The City's Community Policing Advisory Board (CPAB) has called a public meeting on Measure Y for July 6. Councilmembers and high City officials will tell you why you should be happy with too few police while you pay the Measure Y parking and parcel taxes.

The event's panel includes not one plain citizen (a "civilian" in the snide lingo used at City Hall) who could respond with a critical evaluation.

Worse, the only way you can ask a question is to write it out, submit it to the evening's moderator so that he can pre-screen and select all questions, and listen to the bigwigs, with no opportunity for a followup query. Not even President Bush runs a press conference under such suffocating rules.

Why this event? The CPAB announcement says, "Lack of information and misinformation are raising doubts even among the supporters and friends of Measure Y, making this clarification of the situation necessary and timely."

CPAB chairperson Don Link gave examples of questions to set us straight:

"Is OPD dragging its feet to save the city money by having funding for 739 positions, but not filling those positions? Is the Measure Y architecture an elaborate bait and switch scheme to get tax revenues for one thing than then use them for another?"

Unfortunately for Mr. Link, in any year that the council collects Measure Y taxes, it owes Oakland residents 802 police, not 739. That's what the money is for! (Plus, of course, social program grants that councilmembers are already shoveling out the door.) And no one has accused the Oakland Police Department of dragging its feet.

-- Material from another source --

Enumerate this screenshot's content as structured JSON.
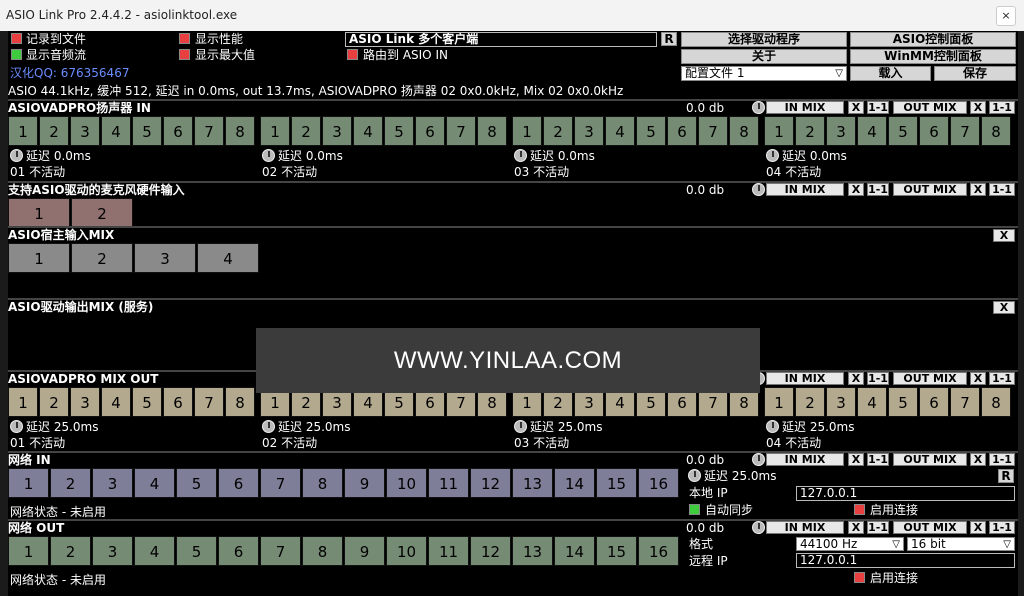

Remember the classic version of this question: Have you stopped beating your wife, yes or no?

If you enjoy verbal tricks, go to City Hall council chambers at 6. p.m. Wednesday. It might even be interesting to see whether the councilmembers:

1) admit that you won't get 802 police officers in 2005-06 while the City taxes you;

2) just ignore the Measure Y requirement for 802 police officers;

3) patiently explain that Measure Y does not require 802 officers (thus giving the lie to their insistent statements last year that you would get 802 officers); or

4) claim the City will go from the 699 officers Oakland employed on June 8 to 802 police officers in less than a year.

 



Postcript before the event: A dedicated activist was in a position to convey the above criticisms to the Community Policing Advisory Board. To his credit, he did just that and reported back to us. The format will not be changed, with one exception. There will be a brief open forum period for audience members to speak for a minute or two at the beginning of the event. The open forum scheduled at the end of the meeting will stay on the agenda.

This activist gives us a revealing detail: "We wouldn't have gotten many of the panelists to come if we had a more adversarial or debate type setting." The panelists are councilmembers and other City officials. No one asked for a debate, just five to ten minutes for one independent panelist after the hour or two of official pronouncements, and the right of audience members to ask questions without pre-censorship and with one followup. Something is rotten in Oakland when your representatives agree to appear only when they can stage manage every detail of a show.